Holt was offered a contract by Columbia Records, and, in 1980, recorded an album, Honky Tonk Woman, backed by members of Elvis Presley’s band. It included a duet with Cher, “I’m Just Your Yesterday”; covers of “Love Me Tender” and “Cryin’ Time”; and original tunes written by Holt.
“I know that a record company might want to sign me just because I’m Cher’s mother,” she told People magazine in 1978. “I’d like to have a career, but I’m not going to be a novelty or a flash in the pan. A lot of people say I can do it.”
However, the album was not released until spring 2013, shortly after the master tapes were rediscovered in Holt’s garage. Cher took the tapes to her musical director, Paul Mirkovich of The Voice, and “he went in and took it all apart and put all new music in it,” she told Jay Leno on The Tonight Show. “Basically, we just kept Mom’s voice and put everything else new on it.”
Also in 2013, mother and daughter appeared (with Cher’s half-sister, actress Georganne La Piere) in the Mother’s Day Lifetime documentary Dear Mom, Love Cher.
A year later, Holt appeared as a guest judge alongside her grandson Chaz Bono on Logo TV’s RuPaul’s Drag Race.
Holt was born Jackie Jean Crouch on June 9, 1926, in Kensett, Arkansas. Her mother was just 13 at the time and her father, a baker and an alcoholic, wasn’t much older.
“When I was little I was a singer,” she said in a 2013 interview. “When I was 7, my father used to put me up on top of the old-fashioned bars. They used to have sawdust on the floor and spittoons. It was during the Depression. We had no money and no food — well, we got beans, but that was it.”
She performed with bandleader Bob Wills and His Texas Playboys at age 10 and then hitchhiked to California with her dad and her brother. She once said that she had attended 17 different junior high schools growing up.
While working in a doughnut shop in Fresno, California, she met truck driver John Sarkisian, and soon they were off to Reno, Nevada, to be married.
“I left him the day after [the wedding],” she told People. “I knew I didn’t want to be married. But he told me to try it for three months, and if I didn’t like it, then I could walk out. Well, before three months was out, I was pregnant with Cher.”
Cherilyn Sarkisian was born on May 20, 1946, in El Centro, California, and spent some time in a Catholic orphanage, where nuns urged her mother to give up her baby for adoption, but Holt wouldn’t do it.
Holt won several singing and beauty competitions and worked as a model as she made her way to Hollywood.
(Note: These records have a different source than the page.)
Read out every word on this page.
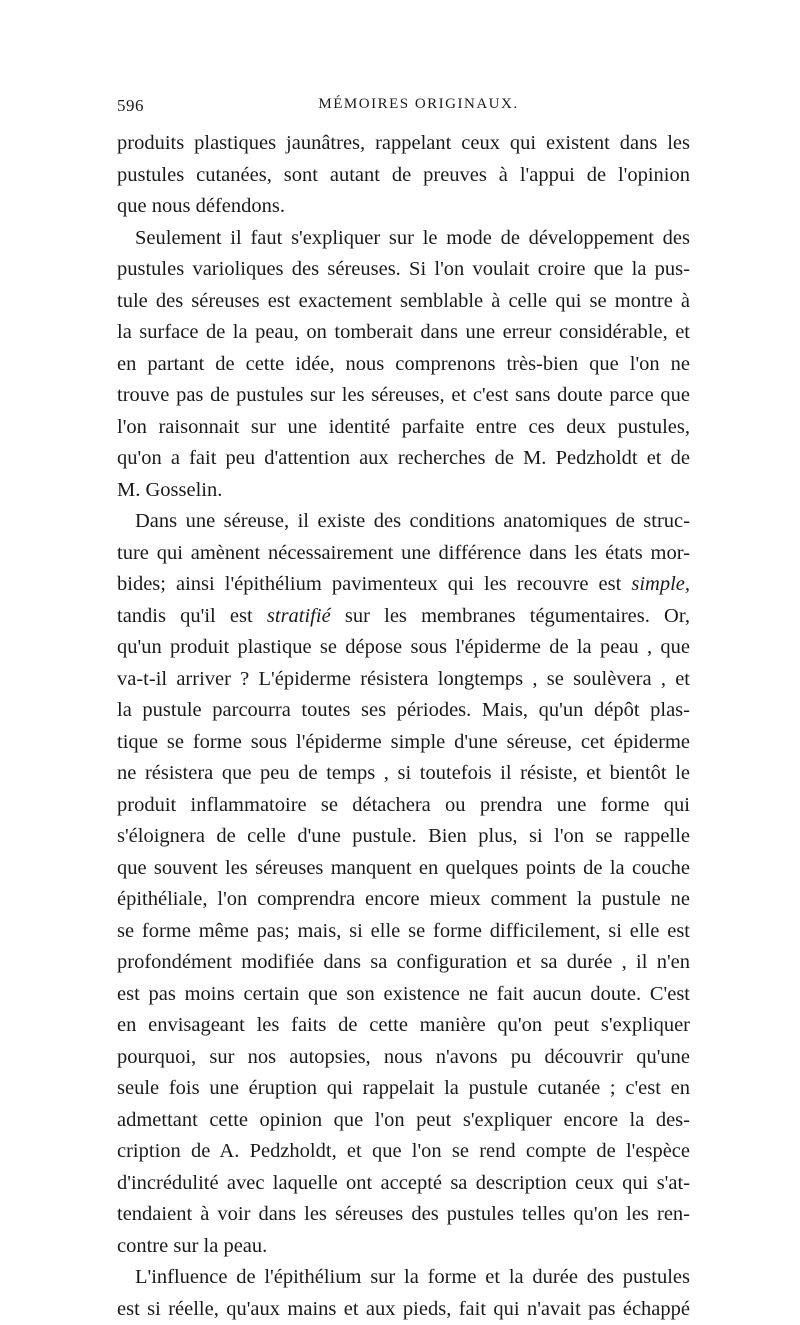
596	MÉMOIRES ORIGINAUX.

produits plastiques jaunâtres, rappelant ceux qui existent dans les
pustules cutanées, sont autant de preuves à l'appui de l'opinion
que nous défendons.

Seulement il faut s'expliquer sur le mode de développement des
pustules varioliques des séreuses. Si l'on voulait croire que la pus-
tule des séreuses est exactement semblable à celle qui se montre à
la surface de la peau, on tomberait dans une erreur considérable, et
en partant de cette idée, nous comprenons très-bien que l'on ne
trouve pas de pustules sur les séreuses, et c'est sans doute parce que
l'on raisonnait sur une identité parfaite entre ces deux pustules,
qu'on a fait peu d'attention aux recherches de M. Pedzholdt et de
M. Gosselin.

Dans une séreuse, il existe des conditions anatomiques de struc-
ture qui amènent nécessairement une différence dans les états mor-
bides; ainsi l'épithélium pavimenteux qui les recouvre est simple,
tandis qu'il est stratifié sur les membranes tégumentaires. Or,
qu'un produit plastique se dépose sous l'épiderme de la peau , que
va-t-il arriver ? L'épiderme résistera longtemps , se soulèvera , et
la pustule parcourra toutes ses périodes. Mais, qu'un dépôt plas-
tique se forme sous l'épiderme simple d'une séreuse, cet épiderme
ne résistera que peu de temps , si toutefois il résiste, et bientôt le
produit inflammatoire se détachera ou prendra une forme qui
s'éloignera de celle d'une pustule. Bien plus, si l'on se rappelle
que souvent les séreuses manquent en quelques points de la couche
épithéliale, l'on comprendra encore mieux comment la pustule ne
se forme même pas; mais, si elle se forme difficilement, si elle est
profondément modifiée dans sa configuration et sa durée , il n'en
est pas moins certain que son existence ne fait aucun doute. C'est
en envisageant les faits de cette manière qu'on peut s'expliquer
pourquoi, sur nos autopsies, nous n'avons pu découvrir qu'une
seule fois une éruption qui rappelait la pustule cutanée ; c'est en
admettant cette opinion que l'on peut s'expliquer encore la des-
cription de A. Pedzholdt, et que l'on se rend compte de l'espèce
d'incrédulité avec laquelle ont accepté sa description ceux qui s'at-
tendaient à voir dans les séreuses des pustules telles qu'on les ren-
contre sur la peau.

L'influence de l'épithélium sur la forme et la durée des pustules
est si réelle, qu'aux mains et aux pieds, fait qui n'avait pas échappé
She said that she was given a part in John Huston’s The Asphalt Jungle (1950), but her agent called to say she was being replaced by Marilyn Monroe.
Holt was married three times by the time she was 21. Her husbands were Sarkisian, John Southall, Joseph Harper Collins, Chris Alcaide, banker Gilbert La Pierre (who adopted Cher and Georganne), Sarkisian again and Hamilton Holt.
She also had a recent and longtime relationship with former antiques dealer Craig Spencer.